If you keep the following in mind, you will be in a better position to assess this type of "free" offer, and to protect yourself from unethical partner sites:
Nobody Is Going To Give You Valuable Merchandise For Free
The cliché is, there's no such thing as a free lunch. Well, there's also no such thing as a free iPad, a free digital camera, or a free portable computer. Legitimate survey companies will likely require hours of work from you before they will offer you a significant incentive.
Illegitimate survey companies will require you to participate in a significant number of deals with their "partners" which they anticipate will ultimately cost you a lot of money or will otherwise generate a considerable commission.
"Free Samples" Offered By Partner Sites Come With Strings
It may seem to be relatively cheap and easy to register for a "free sample" item through a partner site, upon being told "you pay only for shipping". Sure, the shipping price is excessive, but what's $6 or $7 when you're going to get an expensive gift after you sign up for three or four offers, right?
But you should expect that there is a very expensive subscription service associated with the "free sample", and if you don't read the terms of service carefully you can expect to be charged $50 or $100 before you even notice what is happening - with no opportunity for refund.
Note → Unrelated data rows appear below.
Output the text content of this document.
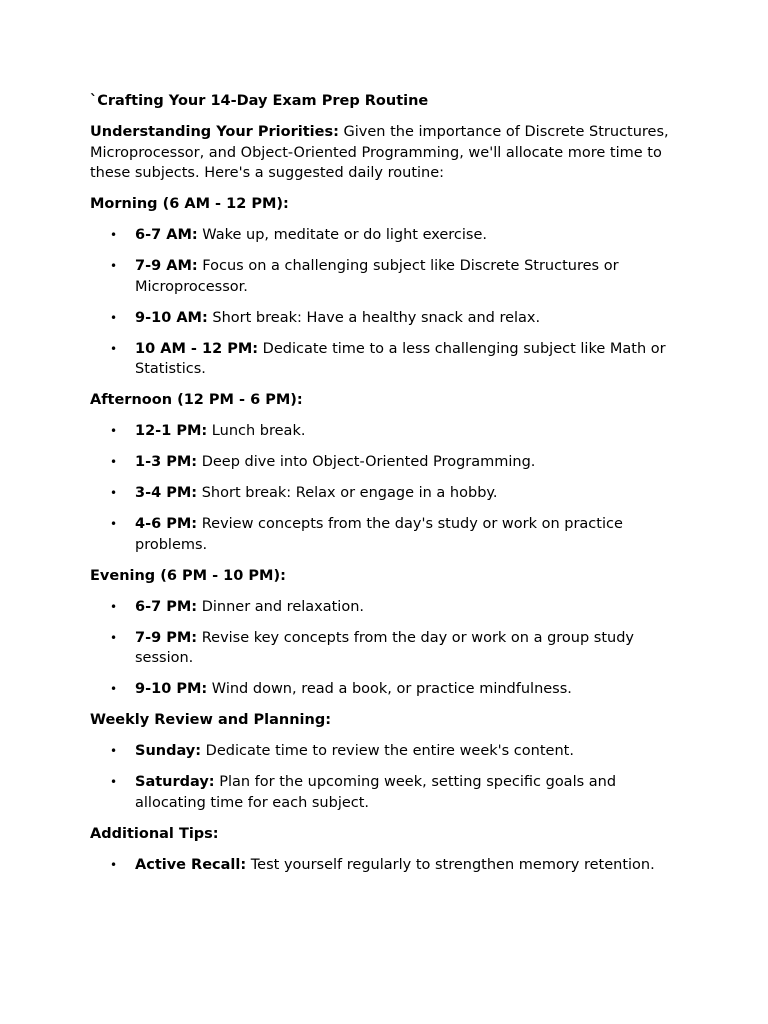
`Crafting Your 14-Day Exam Prep Routine

Understanding Your Priorities: Given the importance of Discrete Structures, Microprocessor, and Object-Oriented Programming, we'll allocate more time to these subjects. Here's a suggested daily routine:

Morning (6 AM - 12 PM):
• 6-7 AM: Wake up, meditate or do light exercise.
• 7-9 AM: Focus on a challenging subject like Discrete Structures or Microprocessor.
• 9-10 AM: Short break: Have a healthy snack and relax.
• 10 AM - 12 PM: Dedicate time to a less challenging subject like Math or Statistics.
Afternoon (12 PM - 6 PM):
• 12-1 PM: Lunch break.
• 1-3 PM: Deep dive into Object-Oriented Programming.
• 3-4 PM: Short break: Relax or engage in a hobby.
• 4-6 PM: Review concepts from the day's study or work on practice problems.
Evening (6 PM - 10 PM):
• 6-7 PM: Dinner and relaxation.
• 7-9 PM: Revise key concepts from the day or work on a group study session.
• 9-10 PM: Wind down, read a book, or practice mindfulness.
Weekly Review and Planning:
• Sunday: Dedicate time to review the entire week's content.
• Saturday: Plan for the upcoming week, setting specific goals and allocating time for each subject.
Additional Tips:
• Active Recall: Test yourself regularly to strengthen memory retention.
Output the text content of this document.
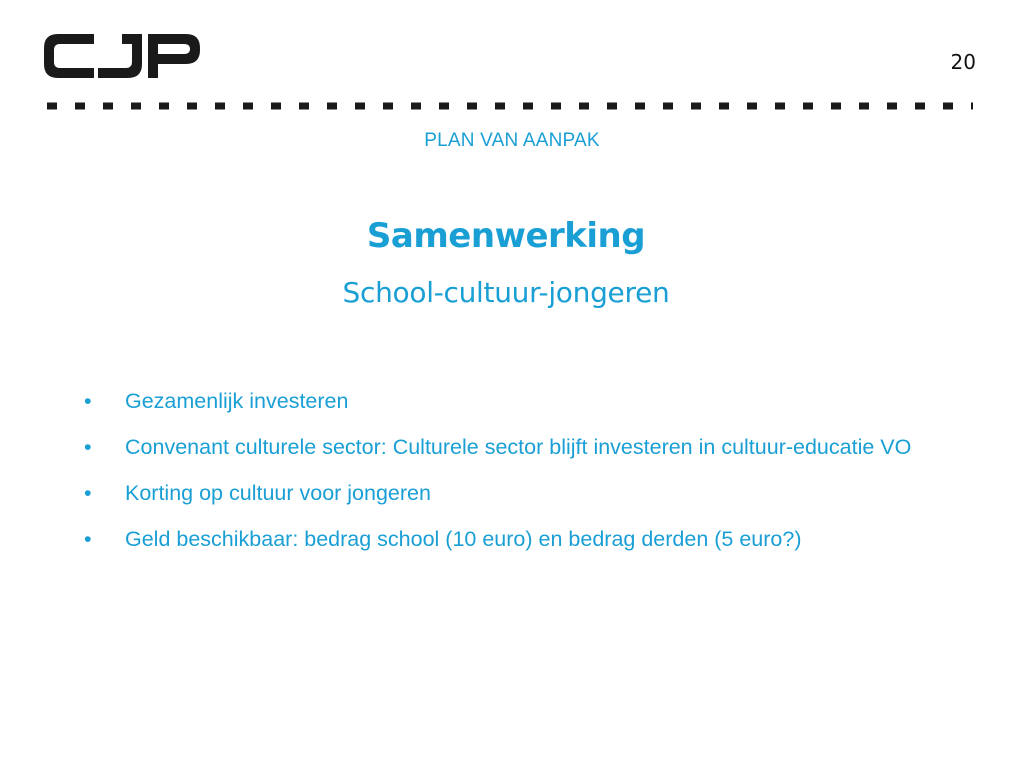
20
PLAN VAN AANPAK
Samenwerking
School-cultuur-jongeren
• Gezamenlijk investeren
• Convenant culturele sector: Culturele sector blijft investeren in cultuur-educatie VO
• Korting op cultuur voor jongeren
• Geld beschikbaar: bedrag school (10 euro) en bedrag derden (5 euro?)
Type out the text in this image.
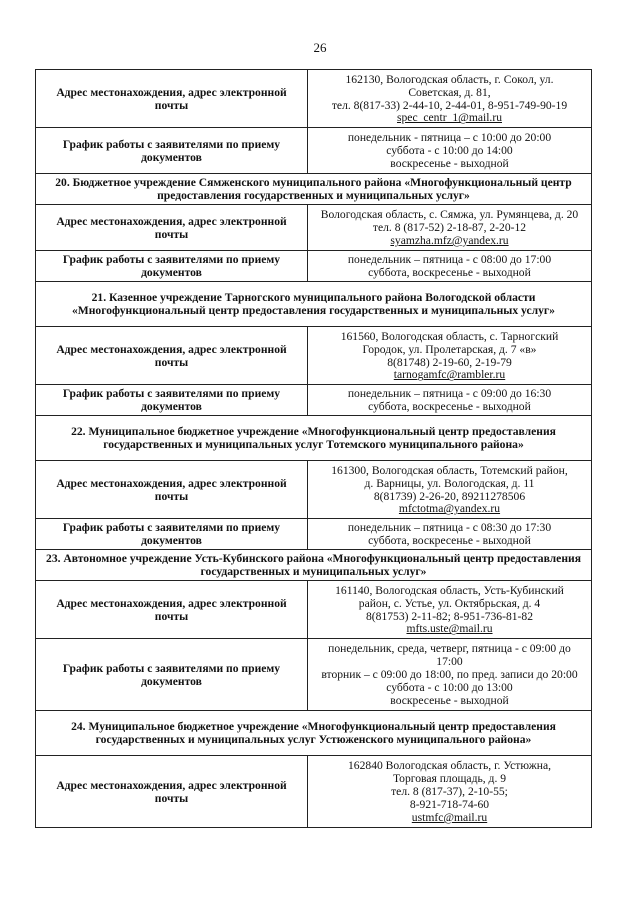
26
Адрес местонахождения, адрес электронной почты	162130, Вологодская область, г. Сокол, ул.
Советская, д. 81,
тел. 8(817-33) 2-44-10, 2-44-01, 8-951-749-90-19
spec_centr_1@mail.ru

График работы с заявителями по приему документов	понедельник - пятница – с 10:00 до 20:00
суббота - с 10:00 до 14:00
воскресенье - выходной

20. Бюджетное учреждение Сямженского муниципального района «Многофункциональный центр предоставления государственных и муниципальных услуг»	
Адрес местонахождения, адрес электронной почты	Вологодская область, с. Сямжа, ул. Румянцева, д. 20
тел. 8 (817-52) 2-18-87, 2-20-12
syamzha.mfz@yandex.ru

График работы с заявителями по приему документов	понедельник – пятница - с 08:00 до 17:00
суббота, воскресенье - выходной

21. Казенное учреждение Тарногского муниципального района Вологодской области «Многофункциональный центр предоставления государственных и муниципальных услуг»	
Адрес местонахождения, адрес электронной почты	161560, Вологодская область, с. Тарногский
Городок, ул. Пролетарская, д. 7 «в»
8(81748) 2-19-60, 2-19-79
tarnogamfc@rambler.ru

График работы с заявителями по приему документов	понедельник – пятница - с 09:00 до 16:30
суббота, воскресенье - выходной

22. Муниципальное бюджетное учреждение «Многофункциональный центр предоставления государственных и муниципальных услуг Тотемского муниципального района»	
Адрес местонахождения, адрес электронной почты	161300, Вологодская область, Тотемский район,
д. Варницы, ул. Вологодская, д. 11
8(81739) 2-26-20, 89211278506
mfctotma@yandex.ru

График работы с заявителями по приему документов	понедельник – пятница - с 08:30 до 17:30
суббота, воскресенье - выходной

23. Автономное учреждение Усть-Кубинского района «Многофункциональный центр предоставления государственных и муниципальных услуг»	
Адрес местонахождения, адрес электронной почты	161140, Вологодская область, Усть-Кубинский
район, с. Устье, ул. Октябрьская, д. 4
8(81753) 2-11-82; 8-951-736-81-82
mfts.uste@mail.ru

График работы с заявителями по приему документов	понедельник, среда, четверг, пятница - с 09:00 до
17:00
вторник – с 09:00 до 18:00, по пред. записи до 20:00
суббота - с 10:00 до 13:00
воскресенье - выходной

24. Муниципальное бюджетное учреждение «Многофункциональный центр предоставления государственных и муниципальных услуг Устюженского муниципального района»	
Адрес местонахождения, адрес электронной почты	162840 Вологодская область, г. Устюжна,
Торговая площадь, д. 9
тел. 8 (817-37), 2-10-55;
8-921-718-74-60
ustmfc@mail.ru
If The "Survey" Consists of Product Pitches, It's Actually A Sales Pitch
A true survey seeks to find out consumer information for the benefit of a particular client, or which can be compiled into reports which can be sold to a variety of clients. A "survey" which consists of nothing but product pitches, asking if they appeal to you, has only one purpose: to sell you those products. This is the online equivalent of the "free vacation" where you are hounded from the moment you arrive to purchase a time share.
Keep Your Eyes Open
If you have to sign up for products to complete the deal, the site's sponsors expect that you will ultimately pay them hundreds or thousands of dollars more than the value of the "free gift" you will supposedly receive. The only guarantees are that the "partner" sites will collect their fees, and the "survey" company will collect its commissions.
There is a substantial chance that you will either give up part way through the "survey", perhaps after signing up for some offers, or will simply be cheated by these companies such that you do not receive your gift. After all, that's far more profitable for them than keeping their promise to you - and what are you really going to do about it?